Barney Winder

Personal information
- Full name: Charles William Winder
- Born: 15 March 1884 Thames, New Zealand
- Died: 9 August 1954 (aged 70) Hamilton, New Zealand

Playing information

Rugby union
- Position: First five-eighth, Half-back
Club
| Years | Team | Pld | T | G | FG | P |
| 1901–04 | Rovers | 16 | 2 | 2 | 0 | 10 |
| 1906–11 | Suburbs | 7 | 0 | 3 | 0 | 8 |
|  | Total | 23 | 2 | 5 | 0 | 18 |
Representative
| Years | Team | Pld | T | G | FG | P |
| 1901–04 | Thames Trial | 3 | 0 | 1 | 0 | 2 |
| 1903–10 | Thames Valley | 20 | 1 | 10 | 0 | 30 |
| 1908–09 | Auckland | 4 | 0 | 0 | 0 | 0 |

Rugby league
- Position: Fullback
Representative
| Years | Team | Pld | T | G | FG | P |
| 1911 | New Zealand | 2 | 0 | 0 | 0 | 0 |
| 1912 | Thames | 5 | 1 | 0 | 0 | 3 |
| 1912 | Thames and Goldfields | 1 | 0 | 0 | 0 | 0 |
- Source:

= Barney Winder =

New Zealand international rugby league & union player (1884-1954)

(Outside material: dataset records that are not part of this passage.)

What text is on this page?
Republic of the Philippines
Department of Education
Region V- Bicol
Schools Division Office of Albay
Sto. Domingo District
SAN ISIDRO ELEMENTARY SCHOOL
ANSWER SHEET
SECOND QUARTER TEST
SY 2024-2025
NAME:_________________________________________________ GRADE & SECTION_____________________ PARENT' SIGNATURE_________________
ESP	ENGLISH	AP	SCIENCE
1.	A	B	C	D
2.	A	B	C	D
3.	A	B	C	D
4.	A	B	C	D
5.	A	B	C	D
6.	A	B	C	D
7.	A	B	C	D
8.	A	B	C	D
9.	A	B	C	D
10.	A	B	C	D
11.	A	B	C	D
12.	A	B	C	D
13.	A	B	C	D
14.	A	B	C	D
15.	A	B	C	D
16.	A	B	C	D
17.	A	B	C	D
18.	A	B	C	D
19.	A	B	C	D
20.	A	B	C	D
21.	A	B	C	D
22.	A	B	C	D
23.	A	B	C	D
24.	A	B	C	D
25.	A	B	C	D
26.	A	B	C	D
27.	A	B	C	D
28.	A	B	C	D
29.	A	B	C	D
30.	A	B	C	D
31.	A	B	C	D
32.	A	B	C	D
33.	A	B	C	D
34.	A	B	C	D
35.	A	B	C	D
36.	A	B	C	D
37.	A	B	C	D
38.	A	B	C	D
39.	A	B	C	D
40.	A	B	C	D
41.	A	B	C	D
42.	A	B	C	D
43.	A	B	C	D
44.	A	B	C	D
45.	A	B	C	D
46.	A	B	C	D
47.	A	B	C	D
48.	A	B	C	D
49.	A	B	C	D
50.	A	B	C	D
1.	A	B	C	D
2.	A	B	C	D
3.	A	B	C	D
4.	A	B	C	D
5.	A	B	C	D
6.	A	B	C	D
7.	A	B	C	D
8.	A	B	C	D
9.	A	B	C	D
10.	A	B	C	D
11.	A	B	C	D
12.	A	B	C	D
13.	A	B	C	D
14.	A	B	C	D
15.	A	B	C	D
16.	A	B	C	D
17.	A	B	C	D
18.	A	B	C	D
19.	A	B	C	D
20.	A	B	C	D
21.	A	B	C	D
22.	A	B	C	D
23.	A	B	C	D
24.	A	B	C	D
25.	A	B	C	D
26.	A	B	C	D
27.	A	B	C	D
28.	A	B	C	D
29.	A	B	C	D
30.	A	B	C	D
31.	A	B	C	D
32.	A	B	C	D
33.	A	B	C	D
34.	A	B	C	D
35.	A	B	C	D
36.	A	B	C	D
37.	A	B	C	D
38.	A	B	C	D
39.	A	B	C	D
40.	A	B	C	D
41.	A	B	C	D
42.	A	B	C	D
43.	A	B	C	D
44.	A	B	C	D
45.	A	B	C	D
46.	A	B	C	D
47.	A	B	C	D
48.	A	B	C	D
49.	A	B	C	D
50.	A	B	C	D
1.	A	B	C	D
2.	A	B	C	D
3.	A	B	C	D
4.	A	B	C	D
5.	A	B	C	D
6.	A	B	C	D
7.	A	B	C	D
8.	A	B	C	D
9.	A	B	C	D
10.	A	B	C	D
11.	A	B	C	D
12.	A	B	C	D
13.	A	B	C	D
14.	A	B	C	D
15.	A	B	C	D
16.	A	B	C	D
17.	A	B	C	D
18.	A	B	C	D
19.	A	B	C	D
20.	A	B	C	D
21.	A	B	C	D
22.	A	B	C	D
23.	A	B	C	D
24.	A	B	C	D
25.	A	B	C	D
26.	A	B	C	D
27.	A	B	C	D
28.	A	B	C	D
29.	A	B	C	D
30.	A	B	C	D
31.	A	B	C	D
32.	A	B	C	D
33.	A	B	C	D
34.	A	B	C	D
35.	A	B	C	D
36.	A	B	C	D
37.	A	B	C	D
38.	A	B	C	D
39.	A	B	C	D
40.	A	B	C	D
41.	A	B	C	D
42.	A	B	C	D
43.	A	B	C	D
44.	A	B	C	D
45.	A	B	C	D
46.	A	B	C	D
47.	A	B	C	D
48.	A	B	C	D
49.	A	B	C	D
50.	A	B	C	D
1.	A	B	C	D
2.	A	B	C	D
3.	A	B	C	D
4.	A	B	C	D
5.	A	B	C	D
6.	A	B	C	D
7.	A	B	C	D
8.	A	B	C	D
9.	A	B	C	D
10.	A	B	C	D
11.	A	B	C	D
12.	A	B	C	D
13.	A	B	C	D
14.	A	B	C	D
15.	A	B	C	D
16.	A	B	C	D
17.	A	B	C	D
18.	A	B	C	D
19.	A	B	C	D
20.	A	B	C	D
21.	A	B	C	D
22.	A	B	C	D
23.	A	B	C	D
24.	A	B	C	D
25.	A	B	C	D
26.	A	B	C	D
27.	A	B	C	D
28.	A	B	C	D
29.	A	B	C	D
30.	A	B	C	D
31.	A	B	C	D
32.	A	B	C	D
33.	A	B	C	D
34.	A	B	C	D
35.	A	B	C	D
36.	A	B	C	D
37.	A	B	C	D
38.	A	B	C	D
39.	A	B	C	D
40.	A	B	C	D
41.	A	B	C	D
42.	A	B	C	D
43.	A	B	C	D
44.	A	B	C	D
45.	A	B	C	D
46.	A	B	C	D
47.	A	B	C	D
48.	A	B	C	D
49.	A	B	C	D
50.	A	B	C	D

Charles William "Barney" Winder (15 March 1884 – 9 August 1954) was a New Zealand professional rugby league footballer who played in the 1910s. He played at representative level for New Zealand, and Thames, as a .

==Rugby career==
Winder played rugby union in the Thames area and debuted for the Rovers senior side in 1901 aged 17. He made Thames trial teams in 1901 and 1902 but didn't gain selection for the sub-union representative team until 1903 in a match against Wanganui on 12 September. In 1906 he began playing for the newly formed Suburbs club. In 1908 he was selected for a trial to select the Auckland side but was not aware he was named and along with two other Thames players did not travel to Auckland. On 8 August he did however make his debut for Auckland in a match against Marlborough. In 1909 he made three further appearances for Auckland against Wellington, Wanganui, and Maniapoto on their tour south.

==Switch to rugby league and international honours==
In mid 1911 he chose to switch to the league code and was chosen to tour Australia. Winder represented New Zealand in 1911 on the tour of Australia and also played in Thames, Thames was a sub-league of the Auckland Rugby League at the time. He only made one appearance on tour against Queensland on 5 July in Brisbane. He then played a second time for New Zealand after they returned to New Zealand and played Auckland at the Takapuna Racecourse. He was forced from the field when he was injured making a tackle.

In 1912 he played for the newly formed Thames rugby league team in 5 matches against Goldfields, Hauraki and Auckland B. He also played in a match for Thames & Goldfields on 18 May. He refereed some representative rugby league matches over the remainder of the season and then retired from playing.